Comme l’ont retenu les premiers juges, le recours à un échantillonnage par tirage au sort suivi d’une extrapolation ne peut répondre à l’exigence législative de détermination du montant de la sanction en fonction du pourcentage des sommes indument perçues par rapport aux sommes dues que si l’échantillon retenu est représentatif de l’activité de l’établissement contrôlé. 
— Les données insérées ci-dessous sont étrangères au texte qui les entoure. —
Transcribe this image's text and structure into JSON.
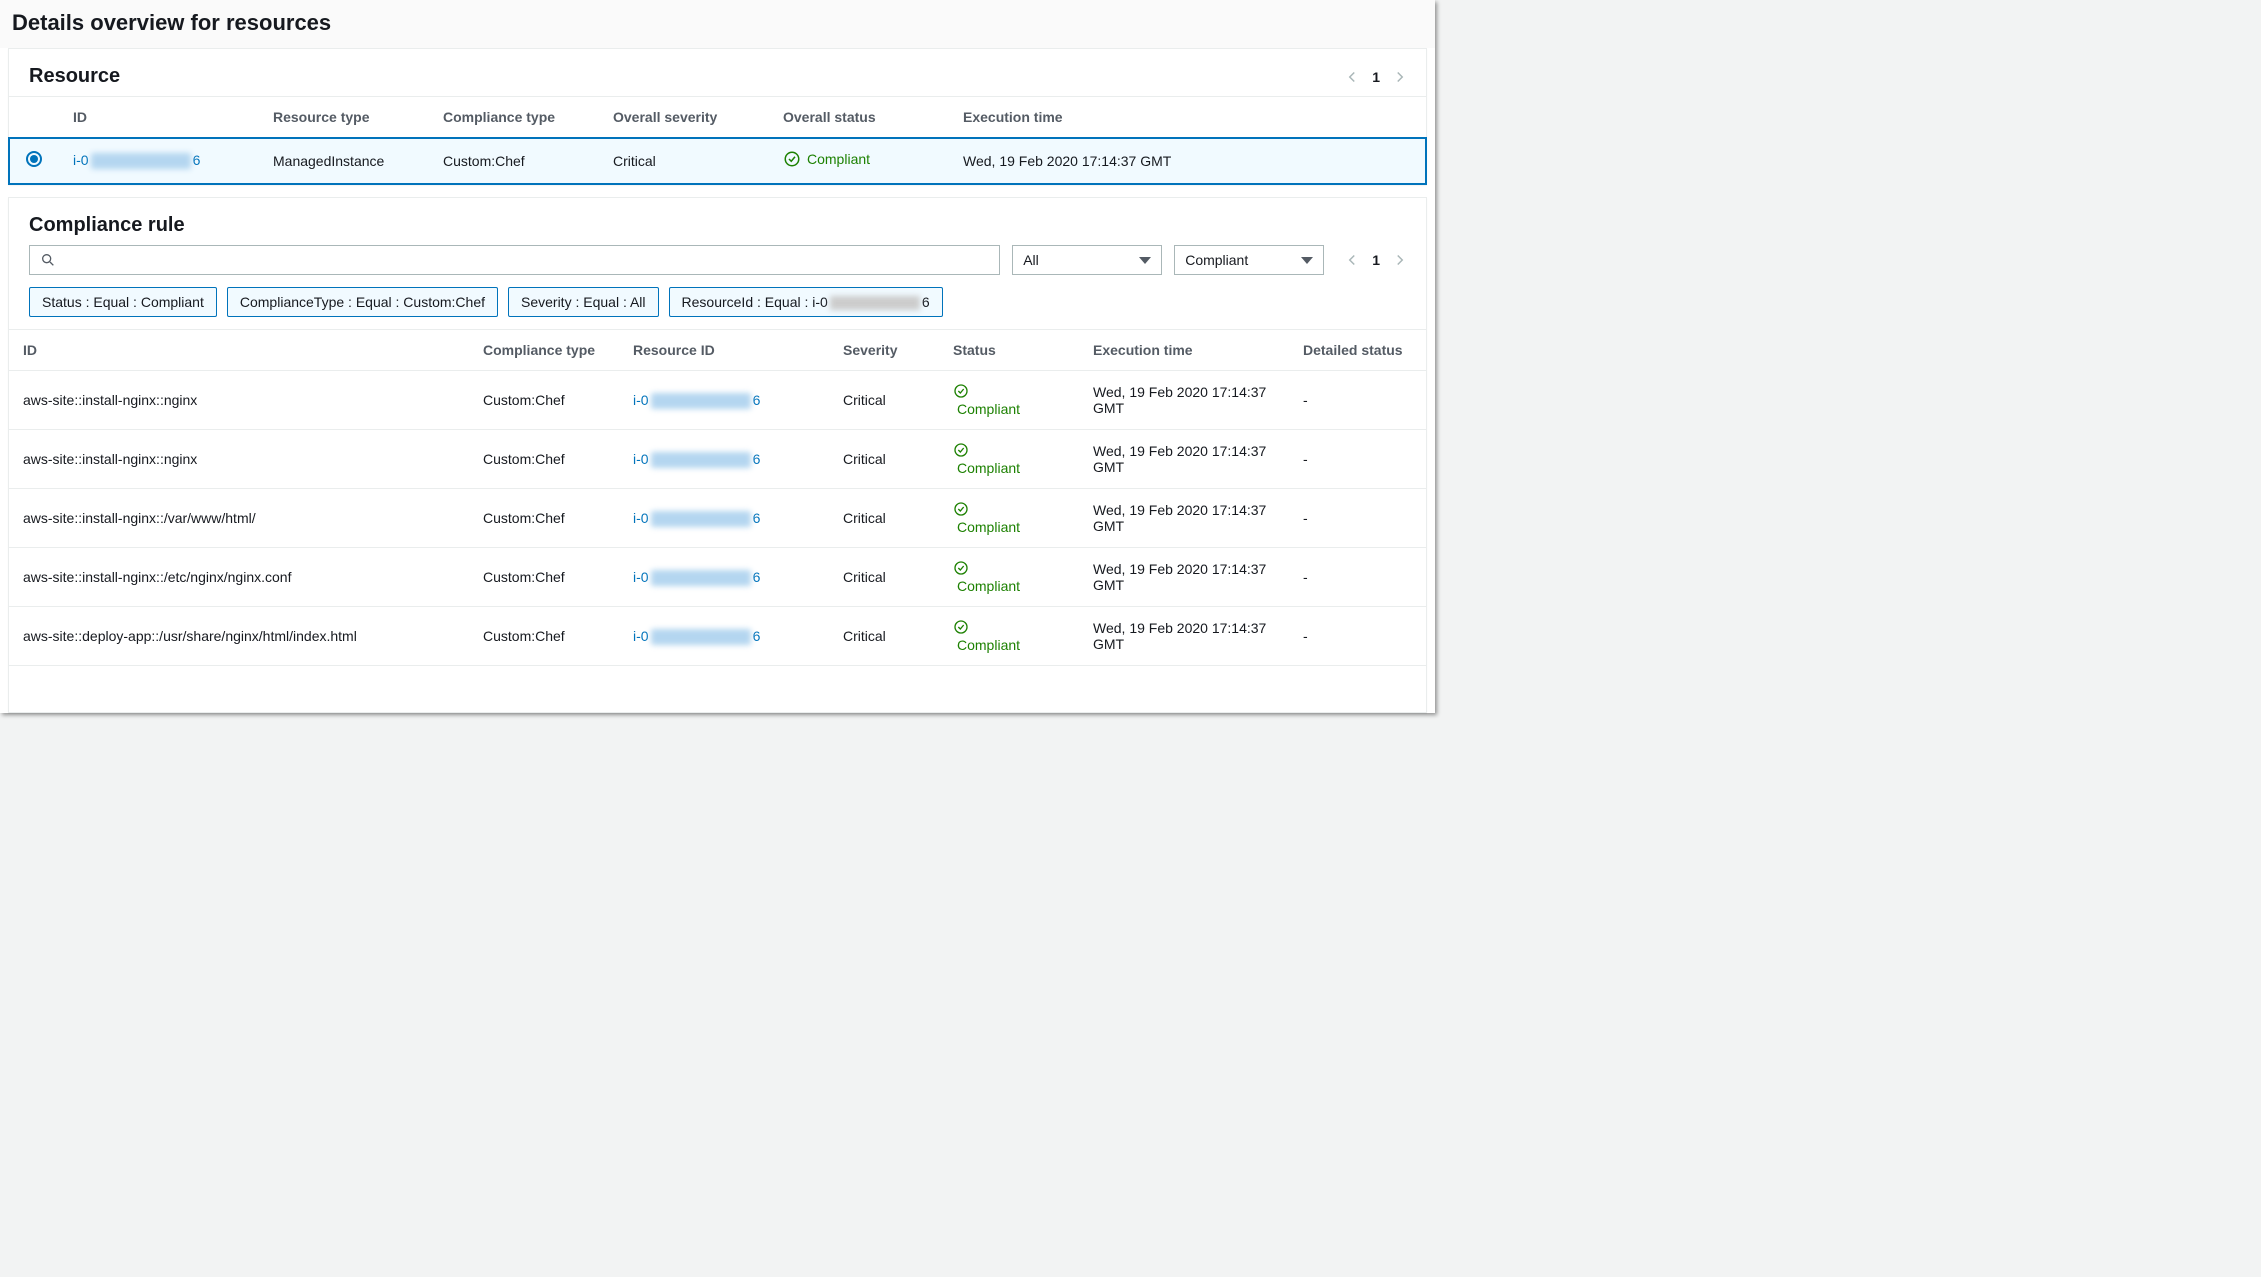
{
  "page_title": "Details overview for resources",
  "resource_panel": {
    "title": "Resource",
    "page": "1",
    "columns": [
      "ID",
      "Resource type",
      "Compliance type",
      "Overall severity",
      "Overall status",
      "Execution time"
    ],
    "row": {
      "id_prefix": "i-0",
      "id_suffix": "6",
      "resource_type": "ManagedInstance",
      "compliance_type": "Custom:Chef",
      "severity": "Critical",
      "status": "Compliant",
      "execution_time": "Wed, 19 Feb 2020 17:14:37 GMT"
    }
  },
  "rule_panel": {
    "title": "Compliance rule",
    "select_severity": "All",
    "select_status": "Compliant",
    "page": "1",
    "filters": {
      "status": "Status : Equal : Compliant",
      "compliance_type": "ComplianceType : Equal : Custom:Chef",
      "severity": "Severity : Equal : All",
      "resource_prefix": "ResourceId : Equal : i-0",
      "resource_suffix": "6"
    },
    "columns": [
      "ID",
      "Compliance type",
      "Resource ID",
      "Severity",
      "Status",
      "Execution time",
      "Detailed status"
    ],
    "rows": [
      {
        "id": "aws-site::install-nginx::nginx",
        "compliance_type": "Custom:Chef",
        "rid_prefix": "i-0",
        "rid_suffix": "6",
        "severity": "Critical",
        "status": "Compliant",
        "execution_time": "Wed, 19 Feb 2020 17:14:37 GMT",
        "detailed": "-"
      },
      {
        "id": "aws-site::install-nginx::nginx",
        "compliance_type": "Custom:Chef",
        "rid_prefix": "i-0",
        "rid_suffix": "6",
        "severity": "Critical",
        "status": "Compliant",
        "execution_time": "Wed, 19 Feb 2020 17:14:37 GMT",
        "detailed": "-"
      },
      {
        "id": "aws-site::install-nginx::/var/www/html/",
        "compliance_type": "Custom:Chef",
        "rid_prefix": "i-0",
        "rid_suffix": "6",
        "severity": "Critical",
        "status": "Compliant",
        "execution_time": "Wed, 19 Feb 2020 17:14:37 GMT",
        "detailed": "-"
      },
      {
        "id": "aws-site::install-nginx::/etc/nginx/nginx.conf",
        "compliance_type": "Custom:Chef",
        "rid_prefix": "i-0",
        "rid_suffix": "6",
        "severity": "Critical",
        "status": "Compliant",
        "execution_time": "Wed, 19 Feb 2020 17:14:37 GMT",
        "detailed": "-"
      },
      {
        "id": "aws-site::deploy-app::/usr/share/nginx/html/index.html",
        "compliance_type": "Custom:Chef",
        "rid_prefix": "i-0",
        "rid_suffix": "6",
        "severity": "Critical",
        "status": "Compliant",
        "execution_time": "Wed, 19 Feb 2020 17:14:37 GMT",
        "detailed": "-"
      }
    ]
  }
}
Il nous semble toutefois que la constitution de groupes homogènes de séjour ou de prestations, comme l’accueil et le traitement des urgences, avec la sélection d’un nombre suffisamment important de dossiers au sein de chacun de ces groupes homogènes permet d’obtenir un résultat représentatif, non pas de l’activité globale de l’établissement contrôlé, mais de l’activité du groupe homogène de séjour ou de prestations en question. Il nous paraît ainsi difficile de considérer que le contrôle de 150 des 183 dossiers du groupe homogène de séjour n° 8281 n’a pas permis d’obtenir des résultats représentatifs pour ce groupe, pour lequel toutes les sommes perçues ont été considérées comme indues. Il appartenait alors à l’HOPITAL ... de faire valoir que c’est à tort que les sommes perçues au titre de ce groupe homogène de séjour ont été regardées comme indues ou de démontrer qu’il y avait parmi les 33 dossiers non contrôlés un ou plusieurs dossiers lui permettant d’établir qu’une partie des sommes perçues était effectivement dues et que l’échantillon retenu n’était donc pas suffisamment représentatif. De même, il nous paraît tout aussi difficile de considérer que le contrôle de 149 dossiers sur 713, soit un contrôle de plus de 20 %  des dossiers de ce groupe homogène, ne permettait pas d’aboutir à un résultat représentatif pour ce groupe, où le pourcentage de sommes indûment perçu était également extrêmement élevé, les sommes dues ne s’élevant qu’à 729,75 euros alors que le montant des sommes payées s’est élevé à 34 933,47 euros. En revanche, l’administration n’a contrôlé que 130 dossiers sur 14 544 s’agissant du forfait accueil et traitement des urgences, soit moins de 1 % des dossiers. Le nombre de dossiers retenus nous paraît néanmoins suffisant pour parvenir à un résultat représentatif pour cette activité, l’HOPITAL ... ne vous montrant pas qu’un tirage au sort opéré sur une centaine de dossiers différents aurait donné des résultats significativement différents, le pourcentage de surfacturation retenu pour cette activité étant de 2,9 % , sans commune mesure avec celui obtenu pour les groupes homogènes de séjour contrôlés.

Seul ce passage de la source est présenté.